I’ll give you a much more subtle example.  What about a GM who awards character involvement?  That seems reasonable, even laudable.  A character who talks to NPCs and gets in there and gets involved in the details of the adventure gets more XPs than characters who sit back and don’t talk.  That seems to make lots of sense at first. But what about when a player intentionally crafts a character who lost his daughter and wife in the war and just stopped caring and has a death wish? He doesn’t want to talk to NPCs and he is perfectly happy to follow the group leader and is perfectly willing to die for the only friends he has left, his adventuring party.  This is a strong character concept and could make for a very compelling roleplaying experience.  The one thing that is sure to screw it up is a GM who is consistently awarding this character an average of 25% less XPs every session because he doesn’t understand that the player is roleplaying his character faithfully, or even if he does know it he refuses to properly value that roleplaying.  This type of thing happens all the time. It is an inevitable consequence of the very process of scoring character behavior numerically.

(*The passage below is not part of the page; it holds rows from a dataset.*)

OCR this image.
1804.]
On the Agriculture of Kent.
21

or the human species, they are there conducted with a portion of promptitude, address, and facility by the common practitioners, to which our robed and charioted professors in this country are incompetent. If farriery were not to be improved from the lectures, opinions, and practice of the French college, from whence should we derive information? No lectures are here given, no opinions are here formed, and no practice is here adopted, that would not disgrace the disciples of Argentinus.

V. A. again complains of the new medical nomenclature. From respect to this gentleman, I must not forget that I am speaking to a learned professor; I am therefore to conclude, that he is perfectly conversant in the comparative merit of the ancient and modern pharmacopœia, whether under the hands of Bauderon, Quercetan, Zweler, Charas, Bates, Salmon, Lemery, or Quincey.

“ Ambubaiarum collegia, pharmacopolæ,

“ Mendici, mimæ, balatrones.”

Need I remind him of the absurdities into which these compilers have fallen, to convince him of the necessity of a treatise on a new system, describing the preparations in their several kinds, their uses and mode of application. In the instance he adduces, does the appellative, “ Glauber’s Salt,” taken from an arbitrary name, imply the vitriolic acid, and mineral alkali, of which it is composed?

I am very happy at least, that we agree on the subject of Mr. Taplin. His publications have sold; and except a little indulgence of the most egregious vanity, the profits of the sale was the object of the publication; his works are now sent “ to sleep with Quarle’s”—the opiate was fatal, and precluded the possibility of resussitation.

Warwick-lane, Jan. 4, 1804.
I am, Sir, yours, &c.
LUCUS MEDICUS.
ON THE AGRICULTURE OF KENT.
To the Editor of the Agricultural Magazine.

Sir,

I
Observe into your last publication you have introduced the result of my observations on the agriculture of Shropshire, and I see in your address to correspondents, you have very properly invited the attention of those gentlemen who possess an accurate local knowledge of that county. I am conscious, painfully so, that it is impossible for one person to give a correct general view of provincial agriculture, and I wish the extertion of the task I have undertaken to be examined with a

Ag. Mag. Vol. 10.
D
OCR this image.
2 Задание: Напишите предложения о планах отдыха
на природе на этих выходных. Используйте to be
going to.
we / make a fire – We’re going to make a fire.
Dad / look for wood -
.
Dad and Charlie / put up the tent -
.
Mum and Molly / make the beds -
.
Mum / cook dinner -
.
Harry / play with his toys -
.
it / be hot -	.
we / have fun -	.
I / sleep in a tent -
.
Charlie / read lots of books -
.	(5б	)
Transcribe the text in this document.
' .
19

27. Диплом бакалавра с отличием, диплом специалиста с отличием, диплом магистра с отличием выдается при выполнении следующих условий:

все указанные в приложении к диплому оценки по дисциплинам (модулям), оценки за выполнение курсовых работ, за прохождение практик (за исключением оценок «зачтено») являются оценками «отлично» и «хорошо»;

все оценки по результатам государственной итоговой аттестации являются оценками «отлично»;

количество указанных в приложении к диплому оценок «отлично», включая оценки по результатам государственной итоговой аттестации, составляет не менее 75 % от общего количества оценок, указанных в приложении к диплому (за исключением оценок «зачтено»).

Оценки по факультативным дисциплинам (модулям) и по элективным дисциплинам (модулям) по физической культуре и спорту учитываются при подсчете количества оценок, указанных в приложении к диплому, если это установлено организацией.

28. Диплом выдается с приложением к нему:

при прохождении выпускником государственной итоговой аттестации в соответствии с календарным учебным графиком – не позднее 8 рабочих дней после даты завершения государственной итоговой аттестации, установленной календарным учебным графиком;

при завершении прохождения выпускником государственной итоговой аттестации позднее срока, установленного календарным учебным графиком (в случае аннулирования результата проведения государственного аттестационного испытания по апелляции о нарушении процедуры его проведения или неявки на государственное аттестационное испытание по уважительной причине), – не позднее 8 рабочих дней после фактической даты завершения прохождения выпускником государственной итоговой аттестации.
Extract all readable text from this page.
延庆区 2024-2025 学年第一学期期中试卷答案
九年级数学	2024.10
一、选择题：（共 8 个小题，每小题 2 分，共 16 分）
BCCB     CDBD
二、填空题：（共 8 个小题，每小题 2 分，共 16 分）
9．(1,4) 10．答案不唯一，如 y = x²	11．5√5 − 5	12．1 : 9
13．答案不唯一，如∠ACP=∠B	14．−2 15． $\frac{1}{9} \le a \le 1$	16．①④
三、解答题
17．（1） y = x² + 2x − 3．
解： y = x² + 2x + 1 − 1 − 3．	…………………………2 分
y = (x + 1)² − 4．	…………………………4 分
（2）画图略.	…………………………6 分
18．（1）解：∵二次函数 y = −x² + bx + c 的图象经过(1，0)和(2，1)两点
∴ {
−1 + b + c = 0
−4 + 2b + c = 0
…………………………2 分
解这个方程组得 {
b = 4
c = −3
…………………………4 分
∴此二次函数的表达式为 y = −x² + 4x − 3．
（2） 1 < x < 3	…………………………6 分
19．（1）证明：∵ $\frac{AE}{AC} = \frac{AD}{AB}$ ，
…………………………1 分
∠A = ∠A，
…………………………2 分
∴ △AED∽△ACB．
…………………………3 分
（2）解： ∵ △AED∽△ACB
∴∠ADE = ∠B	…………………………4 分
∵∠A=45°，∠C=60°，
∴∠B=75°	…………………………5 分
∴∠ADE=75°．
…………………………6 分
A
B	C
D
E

There are more problems with the above example than simply failing to appreciate the roleplaying of this one individual.  Consider the unintended effect it can have on the campaign if, in order to get an XP bonus, 3 of the players in a group begin to compete to be the most “involved” or “vocal” characters.  What a nightmare. This interferes with real roleplaying as much as anything else.  Players should be interacting because of the natural impulses arising from the scenario and the mindsets of their characters, not because of some social reward scheme concocted by a well-intentioned GM.  Never reward character behavior. Never ever ever. It is always always always a mistake.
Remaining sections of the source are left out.